Yamaguchi Tomoyuki, Hamanaka Sanae, Nakauchi Hiromitsu
Centre for Stem Cell Biology and Regenerative Medicine, Institute of Medical Science, University of Tokyo, 4-6-1 Shirokanedai, Minato-ku, Tokyo, 108-8639, Japan,
Methods Mol Biol. 2014;1210:143-50. doi: 10.1007/978-1-4939-1435-7_11.

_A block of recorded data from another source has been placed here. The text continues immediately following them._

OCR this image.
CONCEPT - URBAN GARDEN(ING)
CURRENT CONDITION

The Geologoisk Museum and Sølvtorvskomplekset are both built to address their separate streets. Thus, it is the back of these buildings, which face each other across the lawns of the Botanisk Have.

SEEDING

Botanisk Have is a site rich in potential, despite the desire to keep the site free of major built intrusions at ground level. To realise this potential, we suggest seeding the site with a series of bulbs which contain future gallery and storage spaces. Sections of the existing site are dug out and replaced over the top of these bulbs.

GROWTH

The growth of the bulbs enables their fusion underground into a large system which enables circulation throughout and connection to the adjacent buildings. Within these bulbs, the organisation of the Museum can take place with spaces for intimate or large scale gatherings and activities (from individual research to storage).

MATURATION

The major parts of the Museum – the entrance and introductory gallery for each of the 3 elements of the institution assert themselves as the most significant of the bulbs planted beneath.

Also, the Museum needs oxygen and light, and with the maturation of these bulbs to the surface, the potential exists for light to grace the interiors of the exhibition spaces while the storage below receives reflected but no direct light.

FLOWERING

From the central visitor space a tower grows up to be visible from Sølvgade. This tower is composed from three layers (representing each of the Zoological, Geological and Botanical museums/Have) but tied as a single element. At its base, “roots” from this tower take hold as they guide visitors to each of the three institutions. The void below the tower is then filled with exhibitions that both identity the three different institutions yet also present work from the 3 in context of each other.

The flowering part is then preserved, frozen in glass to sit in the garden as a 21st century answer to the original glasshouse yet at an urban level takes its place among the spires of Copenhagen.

This chapter describes a newly developed method for generating and maintaining rat induced pluripotent stem cells (riPSCs). We first provide a detailed protocol for the generation of lentiviral vector carrying three reprogramming factors to produce high-quality riPSCs. This technique allows reprogramming of rat somatic cells to ground state with germ-line competence. Subsequently, we elaborate a detailed protocol for the generation of riPSCs from rat embryonic fibroblast (REF). Finally, the protocols for the optimal culture conditions of riPSCs and preparation of frozen stock are described. We also outline the advantages of generating riPSCs.
本章介绍了一种新开发的用于生成和维持大鼠诱导多能干细胞(riPSC)的方法。我们首先提供了一个详细的方案,用于生成携带三种重编程因子的慢病毒载体,以产生高质量的riPSC。该技术可将大鼠体细胞重编程至具有种系能力的基态。随后,我们详细阐述了从大鼠胚胎成纤维细胞(REF)生成riPSC的方案。最后,描述了riPSC的最佳培养条件和冷冻保存液制备的方案。我们还概述了生成riPSC的优势。